I was just curious… why was the Gospel for the 5th Sunday of Easter (JN 15:1-8) was also used for today’s Gospel reading (Wednesday of the Fifth Week of Easter)?
=KD8TZC;12953356]I was just curious… why was the Gospel for the 5th Sunday of Easter (JN 15:1-8) was also used for today’s Gospel reading (Wednesday of the Fifth Week of Easter)?
I’m adding you to my daily prayer list:)
As to the reading
I can see the tie-in with the Resurrection and the “vine” being closely related. It explains how the Resurrection can be conditionally possible for us
As to why it is repeated, there are many lessons to be learned from these passages. Why we need Christ in our lives, the need to be an Informed, fully Practicing Catholic, that our actions DO have consequences are just some of the Lessons to be taught and learned from these passages.
May God Bless you; the Holy Spirit guide you and our Blessed Mother intercede for you
Seek a Peaceful resolution to your inner conflict
This does happen from time to time throughout the year, remember that we have the 3 cycles of readings for Sundays, A, B and C. So this only occurs once every three years for this particular reading.

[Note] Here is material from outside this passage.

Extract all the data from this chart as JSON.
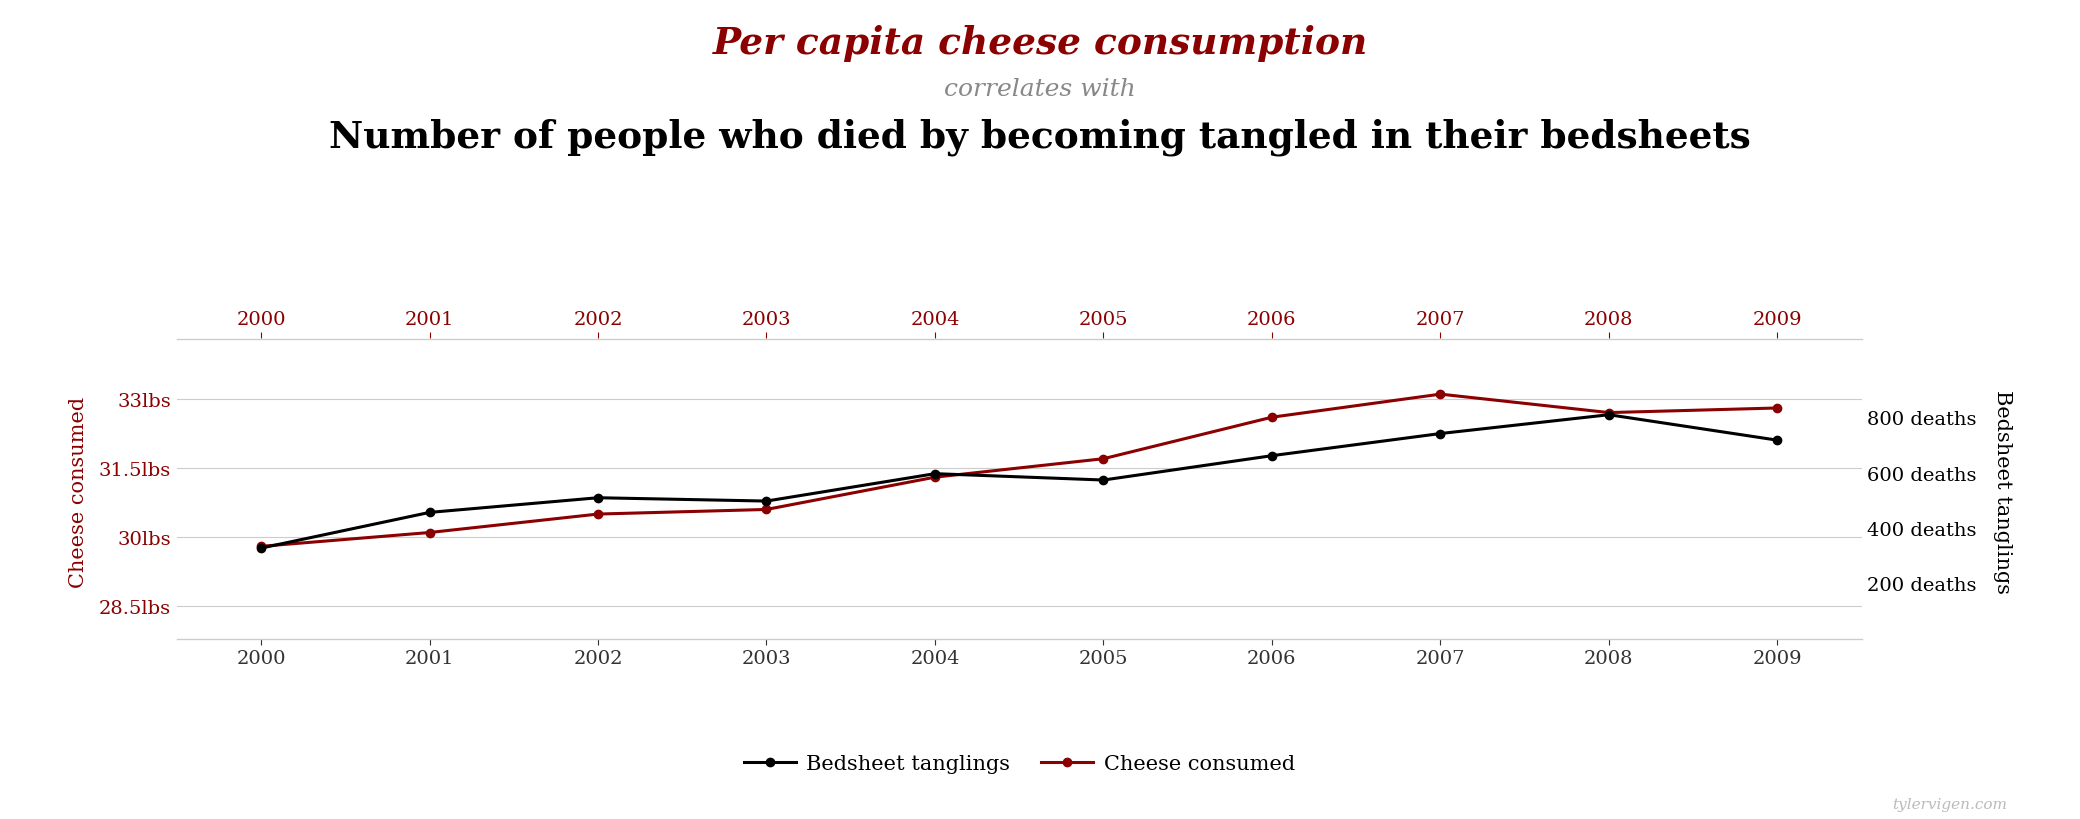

There are certain texts that the compilers of the Lectionary seem to think are important during certain seasons such as Easter, this seems to be one of them.
If you wish, take a look and compare these two lists:
Index to readings for Sundays and Major Feasts
Index to readings for Weekdays
I am curious but didn’t want to spend all day on it, so I looked for identical readings only within the Gospel of John. Of those, most pairs do indeed occur within the same week. A few pairs are not even close, occurring in different liturgical seasons.
Christmas Mass during the day, Years A, B, and C
7th Day of Christmas Octave (Dec. 31), Years 1 and 2
2nd Sunday in Ordinary Time, Year B (mid-January)
Jan. 3, Christmas Weekday, Years 1 and 2
2nd Sunday in Ordinary Time, Year A (mid-January)
Jan. 4, Christmas Weekday, Years 1 and 2
2nd Sunday in Ordinary Time, Year C (mid-January)
Jan. 7 (if Epiphany is Jan. 8), Years 1 and 2
17th Sunday in Ordinary Time, Year B (around late July)
Easter, Week 2, Friday, Years 1 and 2
21st Sunday in Ordinary Time, Year B (around late August)
Easter, Week 3, Saturday, Years 1 and 2
5th Sunday of Lent, Year C
Lent, Week 5, Monday, Years 1 and 2
4th Sunday of Easter, Year A
Easter, Week 4, Monday (except Year A), Years 1 and 2
4th Sunday of Easter, Year B
Easter, Week 4, Monday (Year A)
5th Sunday of Easter, Year B
Easter, Week 5, Wednesday, Years 1 and 2
Sunday after Pentecost: Holy Trinity, Year C
Easter, Week 6, Wednesday, Years 1 and 2
There are other pairs of reading that overlap (having some verses in common). I did not count those.
It happens often…there is a reading from Mark 16 on the great commissioning a week from Sunday and it was a weekday reading just a few days back… I think it has to do with the daily mass readings being on a two year cycle and Sunday readings on a 3 year, so occasionally there is overlap.
It does happen on occasion that readings used on Sunday are repeated during the week that follows. In fact, some years readings would repeat on Monday after being used on Sunday–in those cases, the Lectionary has an alternative reading to use.
The reason is that, typically, the Gospels on Sundays are semi-continuous in one book (During Easter, from the Gospel according to John), while the weekday Gospels are also semi-continuous (during Easter, also from the Gospel according to John). Usually the Sunday readings are the “more important” texts or ideas–and it would be odd to leave them out when in that section for the weekday texts.
But the readings as a whole are not identical. For example, Sunday of the Fifth Week of Easter (Year B) also had readings from Acts 9 and First John 3, and the Responsorial Psalm was from Psalm 22 besides the Gospel. Wednesday of the Fifth Week of Easter had a reading from Acts 15, followed by a Responsorial from Psalm 122. Taken together, these may well give a different flavor to the Gospel and its message. Sunday has examples of remaining on the vine: 1 John 3 speaks of loving in deed and truth, not just in word. Acts 9 has Barnabas doing just that for Paul, introducing him to the Jerusalem community. And today, Wednesday, Acts 15 shows a different way–when the dispute between the “Judaizers” (to use Paul’s term from Galatians) and Barnabas and Paul gets heated, they appeal to the Mother Church in Jerusalem for a judgment–so they remain “on the vine” as part of the universal Church.
This is one example of how different interpretations of one text may be suggested by the different contexts we read them in.
Thanks all… that’s sort of what I figured, but it just seemed strange that it repeated so quickly.
I wonder how many priests used the same homily that they did on Sunday.